Look Ma, No Malware!
August 2020 • Presentation
This presentation uses a specific instance of this problem, DNS-based DDoS attacks, as a case study to highlight how the application of unsupervised learning, and some particular methodologies, can help address this threat intelligence problem.
Over the last few years, we have studied a type of DNS DDoS attack which first appeared at-scale in 2014. Known as a Slow Drip, or Random Qname attack, these attacks were particularly disruptive in the 2014-2015, particularly to the Internet's middle infrastructure. Little malware was ever recovered, and none that explained the breadth and magnitude of the attacks. These attacks continue today, but in the largest known study of the attacks, we found that the threat landscape has changed significantly in the last few years. Through a combination of text and time series features, we are able to characterize the dominant malware and demonstrate that the number of global-scale attack systems is relatively small. These results are based on large-scale global pDNS analysis over eight months.

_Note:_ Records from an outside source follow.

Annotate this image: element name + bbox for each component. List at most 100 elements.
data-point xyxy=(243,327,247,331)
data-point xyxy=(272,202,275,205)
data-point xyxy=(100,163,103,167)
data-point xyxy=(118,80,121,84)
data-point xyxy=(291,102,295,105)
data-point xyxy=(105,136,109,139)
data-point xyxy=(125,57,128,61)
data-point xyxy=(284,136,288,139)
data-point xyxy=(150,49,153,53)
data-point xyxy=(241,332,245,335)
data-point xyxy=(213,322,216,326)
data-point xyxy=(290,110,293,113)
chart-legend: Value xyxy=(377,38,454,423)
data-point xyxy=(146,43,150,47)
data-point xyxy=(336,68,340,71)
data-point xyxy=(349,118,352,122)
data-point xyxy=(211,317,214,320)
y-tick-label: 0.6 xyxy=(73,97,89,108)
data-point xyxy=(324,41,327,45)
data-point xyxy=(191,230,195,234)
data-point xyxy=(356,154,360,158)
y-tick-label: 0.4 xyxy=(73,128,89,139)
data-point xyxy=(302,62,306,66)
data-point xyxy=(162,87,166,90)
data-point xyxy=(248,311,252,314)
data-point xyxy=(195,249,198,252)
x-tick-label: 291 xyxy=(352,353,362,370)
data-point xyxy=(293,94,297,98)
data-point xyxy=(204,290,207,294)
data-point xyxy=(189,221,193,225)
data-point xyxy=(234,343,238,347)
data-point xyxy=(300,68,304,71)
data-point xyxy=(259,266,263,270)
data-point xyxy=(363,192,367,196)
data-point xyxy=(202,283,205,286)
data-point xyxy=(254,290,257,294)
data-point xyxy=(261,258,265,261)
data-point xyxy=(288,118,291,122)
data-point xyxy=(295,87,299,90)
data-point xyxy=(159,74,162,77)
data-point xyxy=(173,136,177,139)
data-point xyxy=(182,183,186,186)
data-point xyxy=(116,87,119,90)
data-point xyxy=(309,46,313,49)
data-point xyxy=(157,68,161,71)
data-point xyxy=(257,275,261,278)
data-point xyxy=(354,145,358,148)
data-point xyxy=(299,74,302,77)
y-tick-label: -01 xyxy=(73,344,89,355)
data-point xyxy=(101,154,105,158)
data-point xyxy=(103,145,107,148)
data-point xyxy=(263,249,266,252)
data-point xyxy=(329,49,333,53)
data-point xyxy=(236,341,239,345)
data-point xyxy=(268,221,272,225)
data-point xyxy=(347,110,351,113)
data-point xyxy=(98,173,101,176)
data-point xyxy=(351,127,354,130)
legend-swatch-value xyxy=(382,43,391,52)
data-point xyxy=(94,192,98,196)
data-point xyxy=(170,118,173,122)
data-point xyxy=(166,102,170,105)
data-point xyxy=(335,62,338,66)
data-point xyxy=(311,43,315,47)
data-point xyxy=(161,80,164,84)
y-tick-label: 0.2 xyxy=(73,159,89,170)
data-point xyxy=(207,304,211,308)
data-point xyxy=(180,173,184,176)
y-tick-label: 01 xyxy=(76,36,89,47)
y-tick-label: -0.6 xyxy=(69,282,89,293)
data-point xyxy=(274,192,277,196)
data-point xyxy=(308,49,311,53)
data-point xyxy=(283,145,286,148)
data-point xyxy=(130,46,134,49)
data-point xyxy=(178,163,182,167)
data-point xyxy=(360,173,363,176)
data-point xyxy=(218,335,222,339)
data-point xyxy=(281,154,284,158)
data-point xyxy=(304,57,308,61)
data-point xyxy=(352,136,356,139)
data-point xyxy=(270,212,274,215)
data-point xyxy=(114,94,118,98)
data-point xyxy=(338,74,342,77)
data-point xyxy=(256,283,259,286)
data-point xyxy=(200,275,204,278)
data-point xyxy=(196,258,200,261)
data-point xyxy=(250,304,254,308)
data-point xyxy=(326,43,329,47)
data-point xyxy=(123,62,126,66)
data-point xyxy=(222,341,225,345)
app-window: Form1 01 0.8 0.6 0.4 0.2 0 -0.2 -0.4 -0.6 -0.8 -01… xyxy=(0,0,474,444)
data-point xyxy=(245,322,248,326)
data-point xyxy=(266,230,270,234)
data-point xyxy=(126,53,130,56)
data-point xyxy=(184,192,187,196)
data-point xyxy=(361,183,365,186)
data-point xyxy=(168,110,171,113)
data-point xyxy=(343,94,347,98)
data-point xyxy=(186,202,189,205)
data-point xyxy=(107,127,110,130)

While the results are useful to organizations needing to understand global DNS-based DDoS threat actors, the methodologies are more universal. We consider the case where a reasonably large amount of data, unlabeled, exists over time; this might be the case for certain DGAs, for example, or DNS tunneling. In our case, this data comes from a strong statistical classifier, but could encompass weaker classifiers.
The observable metadata, in our case the DNS queries, are the source to understand the underlying malware. We use traditional Exploratory Data Analysis (EDA) and feature engineering to gain intuition of how different malware may manifest in our data. The divergence of character distributions between different attacks proves enlightening, but won't scale over time as a production system needs. Identifying archetypical distributions from an initial large sample allows us to overcome this hurdle, and create a distance measure that can be combined with other features to cluster attacks, and the attack generators by extension.
The use of archetypes in unsupervised learning allows us to reliably compare data over time to fixed points, and in a way that scales. We need to be concerned about model drift, where the underlying threat changes, and in our study we did this by considering the application of the unsupervised model to data six months later.